Three days of flight disruption at British Airways due to a massive computer crash will cost the airline an estimated £80 million (92 million euros, $102 million)

British Airways chief executive Willie Walsh has dismissed scare stories that leaving the EU without a formal Brexit deal could see air travel grind to a halt.

“The prospect of there being no flying between the UK and Europe, I don’t agree with at all,” said Mr.
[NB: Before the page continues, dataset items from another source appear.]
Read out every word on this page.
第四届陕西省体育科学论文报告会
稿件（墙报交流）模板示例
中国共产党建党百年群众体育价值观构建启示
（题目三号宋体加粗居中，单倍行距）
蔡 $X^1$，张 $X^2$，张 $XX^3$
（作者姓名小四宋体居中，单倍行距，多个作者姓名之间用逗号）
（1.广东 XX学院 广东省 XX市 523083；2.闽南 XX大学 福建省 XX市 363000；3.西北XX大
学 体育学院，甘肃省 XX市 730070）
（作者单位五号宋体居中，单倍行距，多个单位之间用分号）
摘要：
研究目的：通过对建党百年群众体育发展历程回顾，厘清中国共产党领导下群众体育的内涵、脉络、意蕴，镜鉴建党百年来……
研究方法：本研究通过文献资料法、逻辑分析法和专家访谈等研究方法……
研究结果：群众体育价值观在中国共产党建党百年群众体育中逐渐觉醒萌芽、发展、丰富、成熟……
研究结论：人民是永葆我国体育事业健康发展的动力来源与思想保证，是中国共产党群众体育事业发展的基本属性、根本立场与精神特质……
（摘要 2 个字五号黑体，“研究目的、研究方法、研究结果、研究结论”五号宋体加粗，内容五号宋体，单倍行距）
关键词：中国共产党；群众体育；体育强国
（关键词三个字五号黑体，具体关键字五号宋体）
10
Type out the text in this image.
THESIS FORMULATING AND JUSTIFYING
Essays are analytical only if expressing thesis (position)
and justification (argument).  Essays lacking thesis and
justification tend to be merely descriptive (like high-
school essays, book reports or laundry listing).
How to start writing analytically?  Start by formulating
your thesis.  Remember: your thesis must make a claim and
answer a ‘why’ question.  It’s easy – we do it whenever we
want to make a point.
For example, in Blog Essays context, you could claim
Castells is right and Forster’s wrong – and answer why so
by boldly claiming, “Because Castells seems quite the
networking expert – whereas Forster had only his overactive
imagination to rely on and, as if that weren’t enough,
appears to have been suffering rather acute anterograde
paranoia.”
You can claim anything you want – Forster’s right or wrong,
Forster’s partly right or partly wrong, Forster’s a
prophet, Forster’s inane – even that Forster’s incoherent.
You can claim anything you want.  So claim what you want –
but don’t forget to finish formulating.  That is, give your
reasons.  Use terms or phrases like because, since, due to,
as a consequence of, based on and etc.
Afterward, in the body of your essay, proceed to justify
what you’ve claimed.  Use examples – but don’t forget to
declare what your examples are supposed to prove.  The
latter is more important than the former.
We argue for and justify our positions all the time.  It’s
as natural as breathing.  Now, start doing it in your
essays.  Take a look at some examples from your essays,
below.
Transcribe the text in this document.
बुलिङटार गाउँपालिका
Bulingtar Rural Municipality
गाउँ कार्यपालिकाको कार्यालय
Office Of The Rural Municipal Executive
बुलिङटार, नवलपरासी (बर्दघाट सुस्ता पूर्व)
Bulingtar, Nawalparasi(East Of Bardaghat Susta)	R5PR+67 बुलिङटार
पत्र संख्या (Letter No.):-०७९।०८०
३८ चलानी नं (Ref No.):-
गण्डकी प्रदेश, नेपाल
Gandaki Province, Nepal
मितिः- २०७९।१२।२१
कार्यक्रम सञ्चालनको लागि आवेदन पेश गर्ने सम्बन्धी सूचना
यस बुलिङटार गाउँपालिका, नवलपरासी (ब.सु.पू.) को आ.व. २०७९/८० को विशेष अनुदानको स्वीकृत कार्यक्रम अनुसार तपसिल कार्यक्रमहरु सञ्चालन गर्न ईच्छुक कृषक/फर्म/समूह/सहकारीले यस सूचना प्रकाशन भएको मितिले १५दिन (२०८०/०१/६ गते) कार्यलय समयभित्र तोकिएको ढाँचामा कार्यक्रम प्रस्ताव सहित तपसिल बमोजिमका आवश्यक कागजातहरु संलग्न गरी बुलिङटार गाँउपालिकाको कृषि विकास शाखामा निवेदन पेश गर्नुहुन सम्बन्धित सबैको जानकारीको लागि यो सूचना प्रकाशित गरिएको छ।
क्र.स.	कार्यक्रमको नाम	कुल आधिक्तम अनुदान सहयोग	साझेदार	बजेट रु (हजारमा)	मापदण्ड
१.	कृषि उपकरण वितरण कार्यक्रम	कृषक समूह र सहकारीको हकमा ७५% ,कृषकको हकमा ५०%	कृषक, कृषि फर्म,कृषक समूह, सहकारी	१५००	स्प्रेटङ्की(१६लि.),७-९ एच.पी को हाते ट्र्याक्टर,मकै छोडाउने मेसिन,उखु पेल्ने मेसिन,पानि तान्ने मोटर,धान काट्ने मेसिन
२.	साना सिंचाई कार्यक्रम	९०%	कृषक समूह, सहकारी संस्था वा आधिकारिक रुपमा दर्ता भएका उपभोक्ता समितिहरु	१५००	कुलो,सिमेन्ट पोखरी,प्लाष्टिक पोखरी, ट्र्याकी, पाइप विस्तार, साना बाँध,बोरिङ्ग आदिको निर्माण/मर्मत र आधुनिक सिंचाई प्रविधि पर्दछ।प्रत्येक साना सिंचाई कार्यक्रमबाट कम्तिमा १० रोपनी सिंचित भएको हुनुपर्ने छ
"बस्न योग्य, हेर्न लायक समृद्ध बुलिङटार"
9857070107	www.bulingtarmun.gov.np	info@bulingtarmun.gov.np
Walsh during a question and answer session with the House of Commons Transport Committee, Sky News reports.

“This would bring all of Europe to a standstill.”

The remarks will be interpreted as something of a rebuke to Chancellor of the Exchequer Philip ‘Remainer Phil’ Hammond, widely regarded as the Cabinet’s leading Remainer and the minister fighting hardest for a lengthy transition period and, previously, a so-called ‘Soft Brexit’, which would see Britain kept inside the EU’s Single Market and Customs Union.

Appearing before the Transport select committee himself in early October, the chancellor had intimated that it was “theoretically conceivable in a No Deal scenario there will be no air traffic moving between the UK and EU on 29th March, 2019″ — a statement which was seized on by EU loyalists and the Remainer press, despite Hammond adding that he didn’t think “anybody seriously believes that is where we will get to”.

Unhelpful interventions like this have caused many senior Leave supporters, such as Tory grandee Lord Lawson, to indict Hammond for sabotage.

The BA chief explained that there are “technical ways of addressing any scenario” after Brexit, while Heathrow Airport chief John Holland-Kaye emphasised the importance of Anglo-EU air travel to the European Union.

“From an EU point of view it’s just as much in their interest to have continuity after Brexit as it is for us,” he explained, pointing out the vital contribution of British tourists to the Spanish economy as an example.

“It is inconceivable they would have any discontinuity.”

He also revealed that German air company Lufthansa had slots at his airport worth around £760m, and pointed out this is “not something they’re going to give up lightly”.